Insects love to mate, says University of Guelph professor Peter Krell.
He will use that fact of bug life – along with new Genome Canada funding announced today – for studies intended ultimately to yield a pioneering “antenna in a box” for battling invasive insects that threaten to devastate parts of Canada’s multibillion-dollar forestry sector and that are already wreaking havoc in cityscapes in southern Ontario, including Guelph.
The professor in the Department of Molecular and Cellular Biology will receive $234,000 over two years to develop a new genomics approach for identifying harmful insects, including the emerald ash borer. Lacking natural predators and parasites in Ontario, the invasive pest has swept through numerous ash stands since arriving in Windsor in 2002.

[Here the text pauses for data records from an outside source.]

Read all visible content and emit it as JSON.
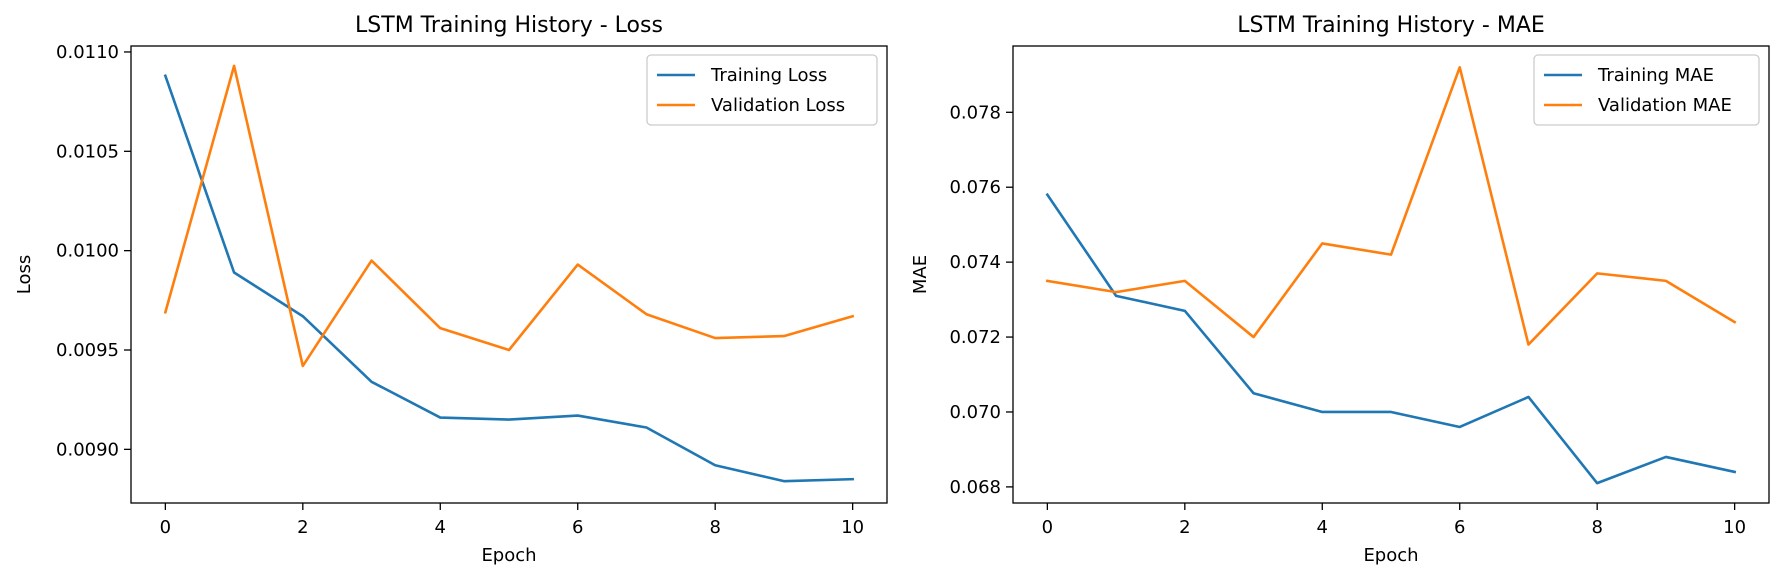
{
  "colors": {
    "training": "#1f77b4",
    "validation": "#ff7f0e",
    "axes": "#000000",
    "legend_border": "#cccccc"
  },
  "chart_data": [
    {
      "type": "line",
      "title": "LSTM Training History - Loss",
      "xlabel": "Epoch",
      "ylabel": "Loss",
      "x": [
        0,
        1,
        2,
        3,
        4,
        5,
        6,
        7,
        8,
        9,
        10
      ],
      "xlim": [
        -0.5,
        10.5
      ],
      "ylim": [
        0.00873,
        0.01103
      ],
      "xticks": [
        0,
        2,
        4,
        6,
        8,
        10
      ],
      "xtick_labels": [
        "0",
        "2",
        "4",
        "6",
        "8",
        "10"
      ],
      "yticks": [
        0.009,
        0.0095,
        0.01,
        0.0105,
        0.011
      ],
      "ytick_labels": [
        "0.0090",
        "0.0095",
        "0.0100",
        "0.0105",
        "0.0110"
      ],
      "legend_position": "upper-right",
      "grid": false,
      "series": [
        {
          "name": "Training Loss",
          "color_key": "training",
          "values": [
            0.01088,
            0.00989,
            0.00967,
            0.00934,
            0.00916,
            0.00915,
            0.00917,
            0.00911,
            0.00892,
            0.00884,
            0.00885
          ]
        },
        {
          "name": "Validation Loss",
          "color_key": "validation",
          "values": [
            0.00969,
            0.01093,
            0.00942,
            0.00995,
            0.00961,
            0.0095,
            0.00993,
            0.00968,
            0.00956,
            0.00957,
            0.00967
          ]
        }
      ]
    },
    {
      "type": "line",
      "title": "LSTM Training History - MAE",
      "xlabel": "Epoch",
      "ylabel": "MAE",
      "x": [
        0,
        1,
        2,
        3,
        4,
        5,
        6,
        7,
        8,
        9,
        10
      ],
      "xlim": [
        -0.5,
        10.5
      ],
      "ylim": [
        0.06757,
        0.07977
      ],
      "xticks": [
        0,
        2,
        4,
        6,
        8,
        10
      ],
      "xtick_labels": [
        "0",
        "2",
        "4",
        "6",
        "8",
        "10"
      ],
      "yticks": [
        0.068,
        0.07,
        0.072,
        0.074,
        0.076,
        0.078
      ],
      "ytick_labels": [
        "0.068",
        "0.070",
        "0.072",
        "0.074",
        "0.076",
        "0.078"
      ],
      "legend_position": "upper-right",
      "grid": false,
      "series": [
        {
          "name": "Training MAE",
          "color_key": "training",
          "values": [
            0.0758,
            0.0731,
            0.0727,
            0.0705,
            0.07,
            0.07,
            0.0696,
            0.0704,
            0.0681,
            0.0688,
            0.0684
          ]
        },
        {
          "name": "Validation MAE",
          "color_key": "validation",
          "values": [
            0.0735,
            0.0732,
            0.0735,
            0.072,
            0.0745,
            0.0742,
            0.0792,
            0.0718,
            0.0737,
            0.0735,
            0.0724
          ]
        }
      ]
    }
  ]
}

The funding comes from Genome Canada’s “Disruptive Innovation in Genomics” program and was announced today during an event in Montreal.
“Professor Krell’s research is fascinating and innovative,” said Malcolm Campbell, vice-president (research).
“He is using genomics to develop sophisticated solutions to current and future problems with invasive insect pests, which will improve lives by protecting our natural resources and our economy.”
Pest insects cost hundreds of millions of dollars a year in lost harvests for the Canadian forestry industry, which exports more than $30 billion worth of forest products every year.
It costs almost $900 million a year to manage emerald ash borer in Ontario and Quebec by removing diseased trees and applying insecticides, said Krell.
His approach will piggyback on insects’ natural use of sex pheromones released by females to attract mates.
Male antennae contain odorant receptors for hundreds of specific pheromones and other chemicals that not only help them find mates but also enable them to find food or avoid predators. Air-borne sex pheromones bind to specific receptors in a lock-and-key mechanism, and prompt the male to seek out the female.
Scientists from the Great Lakes Forestry Centre (GLFC) in Sault Ste. Marie have identified only a few odorant receptors in the emerald ash borer. Krell plans to identify the pertinent chemicals and others, and use that information to develop a simple diagnostic test.
In his U of G lab, he’s culturing lines of odorant receptor cells engineered with a protein that lights up in the presence of particular pheromones. “You don’t need a microscope to look for the pheromone,” he says. “You just look for fluorescence. What happens here mimics what happens in the antenna.”
Krell said plenty of engineering needs to happen before his cell culture system could be deployed in nature to attract and detect insects. But Krell said foresters could ultimately use such a system to detect pests before they cause an infestation, allowing more time to react. “If the antenna in a box lights up, then we know the insect is there.”
Currently, foresters rely on spotting the minute insects or the resulting tree damage. “By the time you identify the insects or the damage, it’s too late.”
He will work with longtime research partner Daniel Doucet and Jeremy Allison, both at the GLFC.
“What is significant in this Genome Canada award is that it recognizes the role of basic research in addressing a real-world problem, and that collaborations among scientists or institutions are an effective way to realize that,” Krell said.
The researchers also plan to look at the Asian long-horned beetle, another invasive wood-boring species that attacks maples and other broadleaf trees.
Krell said the same approach might be used to detect species of mosquitoes known to carry the Zika virus. That’s a looming human health problem as the carrier species – originally from South America and the southern United States — moves further north into Canada.
“With climate change, such insects are sure to extend their range to Canada including the diseases they carry, so it is imperative to provide an early warning system should they arrive. Our research should help provide such an early warning system,” he said.